Efficient k-clique Listing with Set Intersection Speedup [Technical Report]

TL;DR

This paper introduces SDegree and BitCol algorithms that accelerate k-clique listing by optimizing set intersection operations with data parallelism and preprocessing, outperforming existing methods significantly.

Contribution

The paper presents novel algorithms SDegree and BitCol that leverage SIMD parallelism and preprocessing to improve k-clique listing efficiency over state-of-the-art algorithms.

Findings

SDegree and BitCol outperform existing algorithms by up to 5.67x.

Preprocessing techniques reduce graph size and invalid node exploration.
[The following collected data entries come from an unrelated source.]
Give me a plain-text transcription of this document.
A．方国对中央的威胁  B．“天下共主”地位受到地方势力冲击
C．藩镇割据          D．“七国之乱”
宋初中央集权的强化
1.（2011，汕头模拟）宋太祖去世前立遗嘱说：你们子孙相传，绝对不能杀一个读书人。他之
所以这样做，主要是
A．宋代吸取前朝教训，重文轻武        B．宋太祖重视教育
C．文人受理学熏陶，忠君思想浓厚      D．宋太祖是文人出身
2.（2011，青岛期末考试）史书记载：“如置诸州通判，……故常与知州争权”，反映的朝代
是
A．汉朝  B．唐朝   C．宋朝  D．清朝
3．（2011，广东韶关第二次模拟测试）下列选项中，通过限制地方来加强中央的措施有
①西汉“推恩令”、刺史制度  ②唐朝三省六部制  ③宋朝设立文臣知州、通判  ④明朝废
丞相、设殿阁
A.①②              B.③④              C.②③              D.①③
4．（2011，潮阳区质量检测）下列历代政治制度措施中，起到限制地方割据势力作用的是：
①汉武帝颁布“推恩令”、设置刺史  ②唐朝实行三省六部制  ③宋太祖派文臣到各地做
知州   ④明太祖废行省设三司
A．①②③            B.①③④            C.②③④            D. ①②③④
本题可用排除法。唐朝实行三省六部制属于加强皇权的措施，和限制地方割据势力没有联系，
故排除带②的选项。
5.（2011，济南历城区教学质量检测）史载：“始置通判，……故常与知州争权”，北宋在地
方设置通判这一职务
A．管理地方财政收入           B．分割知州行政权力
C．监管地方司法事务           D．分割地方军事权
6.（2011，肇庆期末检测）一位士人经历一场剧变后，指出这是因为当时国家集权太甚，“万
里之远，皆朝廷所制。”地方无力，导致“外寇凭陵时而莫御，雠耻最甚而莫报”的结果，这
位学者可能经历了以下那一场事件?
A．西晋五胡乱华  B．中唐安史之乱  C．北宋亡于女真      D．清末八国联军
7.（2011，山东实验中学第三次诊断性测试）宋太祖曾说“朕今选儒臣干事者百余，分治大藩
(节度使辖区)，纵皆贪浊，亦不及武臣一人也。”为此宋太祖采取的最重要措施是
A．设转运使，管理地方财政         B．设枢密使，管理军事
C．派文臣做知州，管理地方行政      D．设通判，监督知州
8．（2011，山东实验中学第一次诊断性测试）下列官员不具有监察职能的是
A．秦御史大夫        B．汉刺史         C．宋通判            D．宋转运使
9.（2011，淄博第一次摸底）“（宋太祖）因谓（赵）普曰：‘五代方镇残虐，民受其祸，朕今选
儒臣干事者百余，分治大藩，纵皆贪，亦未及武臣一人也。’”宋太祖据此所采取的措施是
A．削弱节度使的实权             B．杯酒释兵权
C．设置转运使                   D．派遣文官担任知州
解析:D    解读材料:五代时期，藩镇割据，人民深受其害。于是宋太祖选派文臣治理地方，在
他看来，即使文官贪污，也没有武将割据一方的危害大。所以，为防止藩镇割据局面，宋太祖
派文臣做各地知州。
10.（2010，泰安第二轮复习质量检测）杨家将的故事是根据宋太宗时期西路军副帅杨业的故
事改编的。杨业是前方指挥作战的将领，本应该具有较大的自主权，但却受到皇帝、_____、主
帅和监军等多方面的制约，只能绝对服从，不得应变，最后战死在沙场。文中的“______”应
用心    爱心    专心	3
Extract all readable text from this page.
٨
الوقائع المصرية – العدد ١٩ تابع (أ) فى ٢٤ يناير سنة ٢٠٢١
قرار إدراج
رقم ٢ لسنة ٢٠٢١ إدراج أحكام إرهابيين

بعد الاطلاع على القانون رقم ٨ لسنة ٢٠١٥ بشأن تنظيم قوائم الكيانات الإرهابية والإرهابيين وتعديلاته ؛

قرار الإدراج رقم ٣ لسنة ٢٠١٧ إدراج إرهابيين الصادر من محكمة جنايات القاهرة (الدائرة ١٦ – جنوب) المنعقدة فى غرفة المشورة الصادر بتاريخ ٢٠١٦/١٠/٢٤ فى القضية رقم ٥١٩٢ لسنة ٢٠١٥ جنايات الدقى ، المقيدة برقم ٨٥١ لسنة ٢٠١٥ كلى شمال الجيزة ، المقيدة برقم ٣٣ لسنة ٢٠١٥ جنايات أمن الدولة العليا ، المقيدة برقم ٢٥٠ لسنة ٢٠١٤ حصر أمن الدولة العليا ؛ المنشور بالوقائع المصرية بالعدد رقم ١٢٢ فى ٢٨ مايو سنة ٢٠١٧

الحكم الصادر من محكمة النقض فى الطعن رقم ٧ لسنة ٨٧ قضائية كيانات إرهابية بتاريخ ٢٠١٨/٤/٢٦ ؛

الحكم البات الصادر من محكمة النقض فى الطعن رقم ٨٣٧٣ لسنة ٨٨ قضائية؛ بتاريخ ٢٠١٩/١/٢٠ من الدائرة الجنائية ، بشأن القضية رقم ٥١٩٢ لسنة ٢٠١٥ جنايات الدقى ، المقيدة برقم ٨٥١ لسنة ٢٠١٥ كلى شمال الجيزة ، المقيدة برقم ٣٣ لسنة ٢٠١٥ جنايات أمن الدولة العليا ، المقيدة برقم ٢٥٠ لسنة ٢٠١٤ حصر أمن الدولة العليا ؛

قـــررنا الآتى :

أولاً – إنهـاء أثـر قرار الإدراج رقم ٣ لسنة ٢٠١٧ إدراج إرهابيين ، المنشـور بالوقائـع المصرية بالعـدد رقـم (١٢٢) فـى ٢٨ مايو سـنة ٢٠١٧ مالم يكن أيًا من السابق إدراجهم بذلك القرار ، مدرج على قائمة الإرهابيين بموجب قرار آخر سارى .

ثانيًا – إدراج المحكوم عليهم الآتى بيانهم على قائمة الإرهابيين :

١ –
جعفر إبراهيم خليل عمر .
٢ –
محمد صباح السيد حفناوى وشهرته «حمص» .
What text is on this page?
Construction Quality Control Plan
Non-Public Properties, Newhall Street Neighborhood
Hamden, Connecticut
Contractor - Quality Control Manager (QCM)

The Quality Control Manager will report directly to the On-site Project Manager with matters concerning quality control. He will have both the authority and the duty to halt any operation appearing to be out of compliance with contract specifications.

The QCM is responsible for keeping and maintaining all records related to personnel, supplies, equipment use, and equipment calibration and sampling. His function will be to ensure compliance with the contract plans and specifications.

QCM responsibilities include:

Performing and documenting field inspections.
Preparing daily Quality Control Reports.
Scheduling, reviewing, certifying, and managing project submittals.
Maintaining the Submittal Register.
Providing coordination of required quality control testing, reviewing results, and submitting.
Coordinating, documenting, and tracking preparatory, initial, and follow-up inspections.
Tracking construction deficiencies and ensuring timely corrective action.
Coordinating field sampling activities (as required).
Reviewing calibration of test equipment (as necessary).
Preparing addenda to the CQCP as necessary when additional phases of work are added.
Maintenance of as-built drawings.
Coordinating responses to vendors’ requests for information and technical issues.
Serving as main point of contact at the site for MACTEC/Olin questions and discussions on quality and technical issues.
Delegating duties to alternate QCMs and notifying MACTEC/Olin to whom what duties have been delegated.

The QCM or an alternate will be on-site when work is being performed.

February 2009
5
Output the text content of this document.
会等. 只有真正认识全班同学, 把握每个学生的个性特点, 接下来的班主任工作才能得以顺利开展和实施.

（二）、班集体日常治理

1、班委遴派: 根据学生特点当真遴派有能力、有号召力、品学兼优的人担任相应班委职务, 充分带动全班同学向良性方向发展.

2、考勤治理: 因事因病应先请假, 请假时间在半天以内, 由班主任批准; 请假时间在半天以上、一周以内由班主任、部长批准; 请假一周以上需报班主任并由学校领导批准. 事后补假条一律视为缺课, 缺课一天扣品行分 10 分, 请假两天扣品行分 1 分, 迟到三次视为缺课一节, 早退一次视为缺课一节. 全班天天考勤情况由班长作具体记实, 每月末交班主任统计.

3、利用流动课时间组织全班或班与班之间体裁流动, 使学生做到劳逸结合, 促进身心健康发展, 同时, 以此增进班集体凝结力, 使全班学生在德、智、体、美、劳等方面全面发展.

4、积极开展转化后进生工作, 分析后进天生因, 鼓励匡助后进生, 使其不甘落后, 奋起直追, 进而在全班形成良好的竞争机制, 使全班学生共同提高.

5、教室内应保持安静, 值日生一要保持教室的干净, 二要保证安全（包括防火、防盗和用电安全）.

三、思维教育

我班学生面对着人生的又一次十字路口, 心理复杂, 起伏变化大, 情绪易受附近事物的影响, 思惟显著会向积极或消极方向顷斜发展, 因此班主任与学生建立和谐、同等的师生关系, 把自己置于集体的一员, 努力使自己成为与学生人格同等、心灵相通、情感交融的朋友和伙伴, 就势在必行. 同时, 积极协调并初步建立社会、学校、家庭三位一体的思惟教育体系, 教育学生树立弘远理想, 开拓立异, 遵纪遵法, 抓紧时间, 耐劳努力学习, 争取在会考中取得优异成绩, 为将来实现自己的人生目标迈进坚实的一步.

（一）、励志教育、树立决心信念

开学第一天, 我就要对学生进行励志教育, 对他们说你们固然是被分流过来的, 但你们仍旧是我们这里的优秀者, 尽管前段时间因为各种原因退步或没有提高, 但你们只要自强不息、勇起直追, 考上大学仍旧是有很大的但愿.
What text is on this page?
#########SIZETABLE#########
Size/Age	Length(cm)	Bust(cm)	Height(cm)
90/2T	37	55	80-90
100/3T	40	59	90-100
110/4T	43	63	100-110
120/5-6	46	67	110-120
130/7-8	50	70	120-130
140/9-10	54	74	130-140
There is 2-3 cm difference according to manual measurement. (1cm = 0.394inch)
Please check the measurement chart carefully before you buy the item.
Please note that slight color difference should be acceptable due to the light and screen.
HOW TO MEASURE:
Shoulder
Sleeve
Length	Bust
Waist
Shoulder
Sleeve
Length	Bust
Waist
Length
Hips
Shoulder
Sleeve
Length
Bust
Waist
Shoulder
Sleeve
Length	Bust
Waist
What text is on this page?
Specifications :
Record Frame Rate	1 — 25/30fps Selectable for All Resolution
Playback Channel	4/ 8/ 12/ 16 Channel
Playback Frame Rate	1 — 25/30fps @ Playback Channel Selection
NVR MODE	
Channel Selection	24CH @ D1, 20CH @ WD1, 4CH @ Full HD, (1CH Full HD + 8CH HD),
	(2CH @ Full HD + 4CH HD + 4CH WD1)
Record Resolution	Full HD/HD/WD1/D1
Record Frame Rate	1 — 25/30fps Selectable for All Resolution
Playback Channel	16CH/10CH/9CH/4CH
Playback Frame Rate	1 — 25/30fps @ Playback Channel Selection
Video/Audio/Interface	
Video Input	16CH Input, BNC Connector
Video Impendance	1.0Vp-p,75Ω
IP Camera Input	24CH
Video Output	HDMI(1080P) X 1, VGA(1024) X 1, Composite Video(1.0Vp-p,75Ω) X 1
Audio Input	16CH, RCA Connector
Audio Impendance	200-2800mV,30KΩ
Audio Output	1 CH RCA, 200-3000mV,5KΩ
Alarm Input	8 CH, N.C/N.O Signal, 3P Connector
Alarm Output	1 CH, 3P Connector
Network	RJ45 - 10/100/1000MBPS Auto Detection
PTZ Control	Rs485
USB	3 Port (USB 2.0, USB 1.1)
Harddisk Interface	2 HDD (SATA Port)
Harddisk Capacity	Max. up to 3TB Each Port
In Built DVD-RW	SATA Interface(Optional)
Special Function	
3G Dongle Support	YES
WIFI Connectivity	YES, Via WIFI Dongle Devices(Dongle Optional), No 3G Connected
Algorithms have comparable or lower theoretical complexity.

Abstract

Listing all k-cliques is a fundamental problem in graph mining, with applications in finance, biology, and social network analysis. However, owing to the exponential growth of the search space as k increases, listing all k-cliques is algorithmically challenging. DDegree and DDegCol are the state-of-the-art algorithms that exploit ordering heuristics based on degree ordering and color ordering, respectively. Both DDegree and DDegCol induce high time and space overhead for set intersections cause they construct and maintain all induced subgraphs. Meanwhile, it is non-trivial to implement the data level parallelism to further accelerate on DDegree and DDegCol. In this paper, we propose two efficient algorithms SDegree and BitCol for k-clique listing. We mainly focus on accelerating the set intersections for k-clique listing. Both SDegree and BitCol exploit the data level parallelism for further acceleration with single instruction multiple data (SIMD) or vector instruction sets. Furthermore, we propose two preprocessing techniques Pre-Core and Pre-List, which run in linear time. The preprocessing techniques significantly reduce the size of the original graph and prevent exploring a large number of invalid nodes. In the theoretical analysis, our algorithms have a comparable time complexity and a slightly lower space complexity than the state-of-the-art algorithms. The comprehensive experiments reveal that our algorithms outperform the state-of-the-art algorithms by 3.75x for degree ordering and 5.67x for color ordering on average.